Last season the Avalanche finished fourth in the division. They were led by Nathan MacKinnon who scored a blistering 39 goals and 58 assists for a total of 97 point in only 74 games. These totals put MacKinnon fifth in the NHL for points but second only to McDavid in points per game. Next on the team was Mikko Rantanen who had a breakout sophomore season with 84 points followed by Landeskog who had 62 points. Check out MacKinnon and Rantanen’s best night together where they scored a combined 9 points in a huge 7-1 victory over the Wild.
Unfortunately for the Avs, if the top line of Laneskog, MacKinnon, and Rantanen weren’t scoring, then nobody else was either. Tyson Barrie led the way on defense with 57 points in 68 games but the rest of the scorers were way behind. In addition to those four, only Alexander Kerfoot had over 40 points and only Carl Soderberg and Blake Comeau had more than 30 points.

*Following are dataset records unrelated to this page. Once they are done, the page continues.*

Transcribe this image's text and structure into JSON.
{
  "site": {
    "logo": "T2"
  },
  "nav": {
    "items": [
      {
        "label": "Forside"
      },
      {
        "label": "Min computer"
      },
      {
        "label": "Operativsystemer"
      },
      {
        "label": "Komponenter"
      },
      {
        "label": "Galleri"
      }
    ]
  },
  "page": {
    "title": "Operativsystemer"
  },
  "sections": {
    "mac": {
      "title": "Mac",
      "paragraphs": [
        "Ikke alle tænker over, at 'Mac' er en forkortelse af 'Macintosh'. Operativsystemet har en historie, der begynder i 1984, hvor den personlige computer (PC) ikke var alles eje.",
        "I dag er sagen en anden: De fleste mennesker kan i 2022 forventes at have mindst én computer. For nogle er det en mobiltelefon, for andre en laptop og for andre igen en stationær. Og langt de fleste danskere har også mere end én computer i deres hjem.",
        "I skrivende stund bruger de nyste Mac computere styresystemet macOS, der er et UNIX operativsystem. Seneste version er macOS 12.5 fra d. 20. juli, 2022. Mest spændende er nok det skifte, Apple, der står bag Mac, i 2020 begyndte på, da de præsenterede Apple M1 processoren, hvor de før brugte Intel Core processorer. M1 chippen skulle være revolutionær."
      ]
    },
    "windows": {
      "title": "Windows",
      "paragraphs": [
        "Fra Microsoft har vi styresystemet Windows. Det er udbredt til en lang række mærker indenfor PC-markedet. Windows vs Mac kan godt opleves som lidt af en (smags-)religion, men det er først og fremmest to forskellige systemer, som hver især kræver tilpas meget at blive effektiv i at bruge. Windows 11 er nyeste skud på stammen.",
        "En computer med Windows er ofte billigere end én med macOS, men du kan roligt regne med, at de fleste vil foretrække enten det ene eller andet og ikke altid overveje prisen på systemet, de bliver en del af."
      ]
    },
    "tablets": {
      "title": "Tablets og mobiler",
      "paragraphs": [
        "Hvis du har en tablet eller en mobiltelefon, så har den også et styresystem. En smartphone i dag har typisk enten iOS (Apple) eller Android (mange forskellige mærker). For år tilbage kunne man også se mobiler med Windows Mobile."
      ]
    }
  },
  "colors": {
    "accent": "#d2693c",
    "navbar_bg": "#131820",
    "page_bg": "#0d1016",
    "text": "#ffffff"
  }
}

If you are beginning to think this sounds familiar, then check out my preview of the Dallas Stars. They have the identical problem where the top line and the number one defensemen do nearly all of the heavy lifting and the rest of the team struggles to put up points in support.
As for team stats, the analytics still aren’t great, but the actual goal totals look remarkably strong. The Avalanche finished 10th in goals per game and 17th in goals against per game.

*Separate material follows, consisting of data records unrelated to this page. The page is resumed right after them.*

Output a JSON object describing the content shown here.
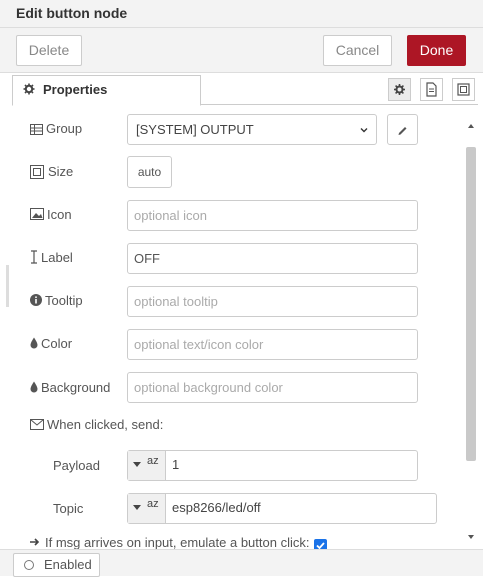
{
  "dialog": {
    "title": "Edit button node",
    "delete_label": "Delete",
    "cancel_label": "Cancel",
    "done_label": "Done",
    "accent_color": "#ad1625"
  },
  "tabs": {
    "properties_label": "Properties"
  },
  "form": {
    "group_label": "Group",
    "group_value": "[SYSTEM] OUTPUT",
    "size_label": "Size",
    "size_value": "auto",
    "icon_label": "Icon",
    "icon_placeholder": "optional icon",
    "label_label": "Label",
    "label_value": "OFF",
    "tooltip_label": "Tooltip",
    "tooltip_placeholder": "optional tooltip",
    "color_label": "Color",
    "color_placeholder": "optional text/icon color",
    "background_label": "Background",
    "background_placeholder": "optional background color",
    "when_clicked_label": "When clicked, send:",
    "payload_label": "Payload",
    "payload_type": "az",
    "payload_value": "1",
    "topic_label": "Topic",
    "topic_type": "az",
    "topic_value": "esp8266/led/off",
    "emulate_label": "If msg arrives on input, emulate a button click:",
    "emulate_checked": true
  },
  "footer": {
    "enabled_label": "Enabled"
  },
  "icons": [
    "gear-icon",
    "description-icon",
    "appearance-icon",
    "table-icon",
    "size-icon",
    "image-icon",
    "text-cursor-icon",
    "info-icon",
    "droplet-icon",
    "envelope-icon",
    "pencil-icon",
    "chevron-down-icon",
    "caret-down-icon",
    "arrow-icon",
    "checkbox-icon"
  ]
}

While those measures aren’t fantastic, Colorado did have excellent special teams with the 8th best powerplay and the 4th best penalty kill.

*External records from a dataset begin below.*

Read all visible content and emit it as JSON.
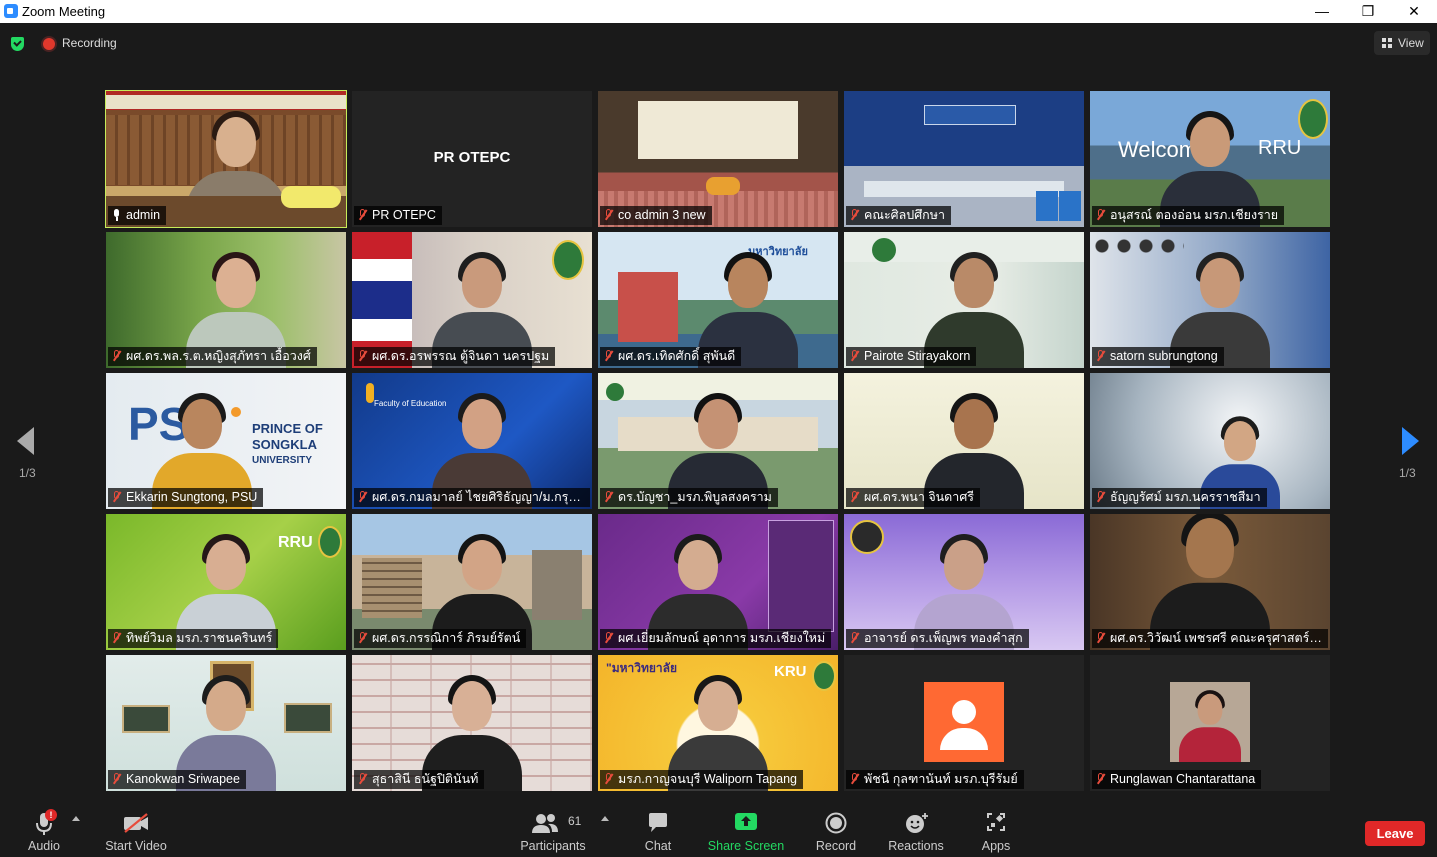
{
  "window": {
    "title": "Zoom Meeting",
    "minimize": "—",
    "maximize": "❐",
    "close": "✕"
  },
  "topbar": {
    "recording_label": "Recording",
    "view_label": "View"
  },
  "pagination": {
    "left": "1/3",
    "right": "1/3"
  },
  "participants": [
    {
      "name": "admin",
      "muted": false,
      "active": true
    },
    {
      "name": "PR OTEPC",
      "muted": true,
      "video": false
    },
    {
      "name": "co admin 3 new",
      "muted": true
    },
    {
      "name": "คณะศิลปศึกษา",
      "muted": true
    },
    {
      "name": "อนุสรณ์ ตองอ่อน มรภ.เชียงราย",
      "muted": true
    },
    {
      "name": "ผศ.ดร.พล.ร.ต.หญิงสุภัทรา เอื้อวงศ์",
      "muted": true
    },
    {
      "name": "ผศ.ดร.อรพรรณ ตู้จินดา นครปฐม",
      "muted": true
    },
    {
      "name": "ผศ.ดร.เทิดศักดิ์ สุพันดี",
      "muted": true
    },
    {
      "name": "Pairote Stirayakorn",
      "muted": true
    },
    {
      "name": "satorn subrungtong",
      "muted": true
    },
    {
      "name": "Ekkarin Sungtong, PSU",
      "muted": true
    },
    {
      "name": "ผศ.ดร.กมลมาลย์ ไชยศิริธัญญา/ม.กรุงเทพ",
      "muted": true
    },
    {
      "name": "ดร.บัญชา_มรภ.พิบูลสงคราม",
      "muted": true
    },
    {
      "name": "ผศ.ดร.พนา จินดาศรี",
      "muted": true
    },
    {
      "name": "ธัญญรัศม์ มรภ.นครราชสีมา",
      "muted": true
    },
    {
      "name": "ทิพย์วิมล มรภ.ราชนครินทร์",
      "muted": true
    },
    {
      "name": "ผศ.ดร.กรรณิการ์ ภิรมย์รัตน์",
      "muted": true
    },
    {
      "name": "ผศ.เยี่ยมลักษณ์ อุดาการ มรภ.เชียงใหม่",
      "muted": true
    },
    {
      "name": "อาจารย์ ดร.เพ็ญพร ทองคำสุก",
      "muted": true
    },
    {
      "name": "ผศ.ดร.วิวัฒน์ เพชรศรี คณะครุศาสตร์/มรภ.",
      "muted": true
    },
    {
      "name": "Kanokwan Sriwapee",
      "muted": true
    },
    {
      "name": "สุธาสินี ธนัฐปิตินันท์",
      "muted": true
    },
    {
      "name": "มรภ.กาญจนบุรี Waliporn Tapang",
      "muted": true
    },
    {
      "name": "พัชนี กุลฑานันท์ มรภ.บุรีรัมย์",
      "muted": true,
      "video": false
    },
    {
      "name": "Runglawan Chantarattana",
      "muted": true,
      "video": false
    }
  ],
  "tile_text": {
    "welcome": "Welcome",
    "rru": "RRU",
    "kru": "KRU",
    "prince": "PRINCE OF",
    "songkla": "SONGKLA",
    "university": "UNIVERSITY",
    "faculty": "Faculty of Education"
  },
  "toolbar": {
    "audio": "Audio",
    "start_video": "Start Video",
    "participants": "Participants",
    "participant_count": "61",
    "chat": "Chat",
    "share_screen": "Share Screen",
    "record": "Record",
    "reactions": "Reactions",
    "apps": "Apps",
    "leave": "Leave",
    "audio_alert": "!"
  },
  "colors": {
    "accent": "#2d8cff",
    "share": "#23d962",
    "leave": "#e02828",
    "active_speaker": "#c6ec5a"
  }
}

Like most effective penalty killing units we see a bright green hole right in front of the crease. This means that the Avalanche game up less shots than the league average from the low slot. The interesting part about this graphic is the purple spot where the right power play defensemen would normally be. This means the Avalanche gave up plenty more shots from that corner compared to the rest of the league. With such a high rate of shots from one area it appears that the Avs were specifically trying to limit the slot while allowing teams to blast it from the right point and letting Varlamov stop the long shots.
Last Season Against Winnipeg
The Jets and Avs split the season series 2-2. Colorado won the first two matchups by an identical score of 3-2 with both games ending in overtime. The Jets fought back in the other two games in February by shutting out the Avs 3-0 on February 3rd and then winning big on February 16th by a score of 6-1.
- Philipp Grubauer
- Brooks Orpik
- Matt Calvert
- Ian Cole
- Scott Kosmachuk
- Brooks Orpik
- Jonathan Bernier
- Blake Comeau
- Nail Yakupov
The Colorado Avalanche didn’t make any big moves in the off-season as their strategy has been to promote from within. Their biggest move was to bring in Grubauer in a bizarre sequence that saw Orpik get traded to the Avs, get bought out by the Avs and then sign back with the Capitals, all within a week. Essentially it allowed Washington to re-sign Orpik at a lower cap hit than his previous contract. This is a prime example where a team can use their cap space as an asset because the Avs got Grubauer for only a second round pick.
The other notable names really don’t have any bearing on how the Avalanche will do next season. Yakupov is an afterthought after scoring only 16 points in 58 games. Scott Kosmachuk is a name some Jets fans might recognize as he was drafted by Winnipeg in 2012 and even played eight games with the Jets back in 2015-16.
The Avalanche didn’t need to make any big moves this off-season as their core is locked up for a number of years and they are promoting their own drafted talent to fill roster spots. For a draft and develop team, that’s all you can ask for.
Like most draft and develop teams, the Avalanche are a tough team to predict. They have a great salary cap situation with MacKinnon and Landeskog locked in for a combined cap hit under $12 million for another three years. They are also filled with great young players that will continue to get better like Tyson Jost and Samuel Girard who are only 20 years old. This doesn’t even mention Cale Makar, their prized 4th overall pick last year who put up respectable totals in his first season of NCAA.
With all of these pieces, the Avalanche are definitely on the right track but aren’t quite good enough to compete in the Central Division this year.